Abbandonate in seguito al disastro nucleare, le mucche hanno adottato una rigida gerarchia sociale unendosi in una mandria con un’organizzazione ben precisa.
La zona di esclusione di Chernobyl, ufficialmente disabitata dopo l’esplosione della centrale nucleare, continua a fornire informazioni preziose ai biologi di tutto il mondo. In uno studio realizzato dagli esperti della ”Riserva della Biosfera Radioecologica di Chernobyl” un team di esperti ha analizzato il comportamento dei bovini abbandonati dopo il disastro nucleare del 26 aprile del 1986. Nel corso degli anni gli animali sono diventati ”selvatici” a tutti gli effetti organizzandosi in una mandria con comportamenti molto diversi da quelli osservati negli animali domestici. Le mucche selvatiche, in pratica, si sono unite in un gruppo organizzato, nel quale vige una rigida gerarchia e si sono adattate perfettamente alle condizioni climatiche della zona. Nella mandria i vitelli vengono tenuti nella zona più sicura del gruppo sotto la protezione delle femmine mentre il toro più anziano e più forte non scaccia i giovani maschi, ma li mantiene nel gruppo proteggendoli dai predatori, a patto che non ne contestino la leadership.
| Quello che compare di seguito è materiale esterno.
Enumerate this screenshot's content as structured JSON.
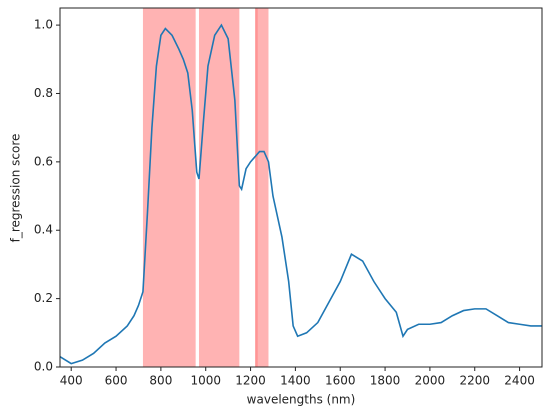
{
  "chart_data": {
    "type": "line",
    "x_label": "wavelengths (nm)",
    "y_label": "f_regression score",
    "x": [
      350,
      400,
      450,
      500,
      550,
      600,
      650,
      680,
      700,
      720,
      740,
      760,
      780,
      800,
      820,
      850,
      880,
      900,
      920,
      940,
      960,
      970,
      990,
      1010,
      1040,
      1070,
      1100,
      1130,
      1150,
      1160,
      1180,
      1200,
      1240,
      1260,
      1280,
      1300,
      1340,
      1370,
      1390,
      1410,
      1450,
      1500,
      1550,
      1600,
      1650,
      1700,
      1750,
      1800,
      1850,
      1880,
      1900,
      1950,
      2000,
      2050,
      2100,
      2150,
      2200,
      2250,
      2300,
      2350,
      2400,
      2450,
      2500
    ],
    "series": [
      {
        "color": "#1f77b4",
        "values": [
          0.03,
          0.01,
          0.02,
          0.04,
          0.07,
          0.09,
          0.12,
          0.15,
          0.18,
          0.22,
          0.45,
          0.7,
          0.88,
          0.97,
          0.99,
          0.97,
          0.93,
          0.9,
          0.86,
          0.75,
          0.57,
          0.55,
          0.72,
          0.88,
          0.97,
          1.0,
          0.96,
          0.78,
          0.53,
          0.52,
          0.58,
          0.6,
          0.63,
          0.63,
          0.6,
          0.5,
          0.38,
          0.25,
          0.12,
          0.09,
          0.1,
          0.13,
          0.19,
          0.25,
          0.33,
          0.31,
          0.25,
          0.2,
          0.16,
          0.09,
          0.11,
          0.125,
          0.125,
          0.13,
          0.15,
          0.165,
          0.17,
          0.17,
          0.15,
          0.13,
          0.125,
          0.12,
          0.12
        ]
      }
    ],
    "highlight_ranges": [
      [
        720,
        955
      ],
      [
        970,
        1150
      ],
      [
        1220,
        1280
      ],
      [
        1222,
        1232
      ]
    ],
    "highlight_color": "#ff8080",
    "xlim": [
      350,
      2500
    ],
    "xticks": [
      400,
      600,
      800,
      1000,
      1200,
      1400,
      1600,
      1800,
      2000,
      2200,
      2400
    ],
    "ylim": [
      0,
      1.05
    ],
    "yticks": [
      {
        "value": 0,
        "label": "0.0"
      },
      {
        "value": 0.2,
        "label": "0.2"
      },
      {
        "value": 0.4,
        "label": "0.4"
      },
      {
        "value": 0.6,
        "label": "0.6"
      },
      {
        "value": 0.8,
        "label": "0.8"
      },
      {
        "value": 1,
        "label": "1.0"
      }
    ],
    "grid": false
  }
}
Nel valutare le condizioni di salute e la capacità di adattamento del bestiame, gli esperti hanno anche notato che i giovani animali riescono a resistere in maniera ottimale al freddo. Grazie ai dati raccolti, gli esperti sono riusciti a ricostruire il ruolo nell’ecosistema e le abitudini dei loro antenati selvatici: gli Uros eurasiatici (“Bos primigenius” o “Bos taurus primigenius”). A giudicare dalla mandria selvaggia di Chernobyl, anche gli Uros eurasiatici, estinti nel XVII secolo, si raggruppavano in mandrie con un’organizzazione precisa e che li proteggeva dai predatori più temibili presenti in natura: i lupi. Nonostante ciò, scomparvero per sempre in seguito alla distruzione delle foreste e alla caccia degli uomini.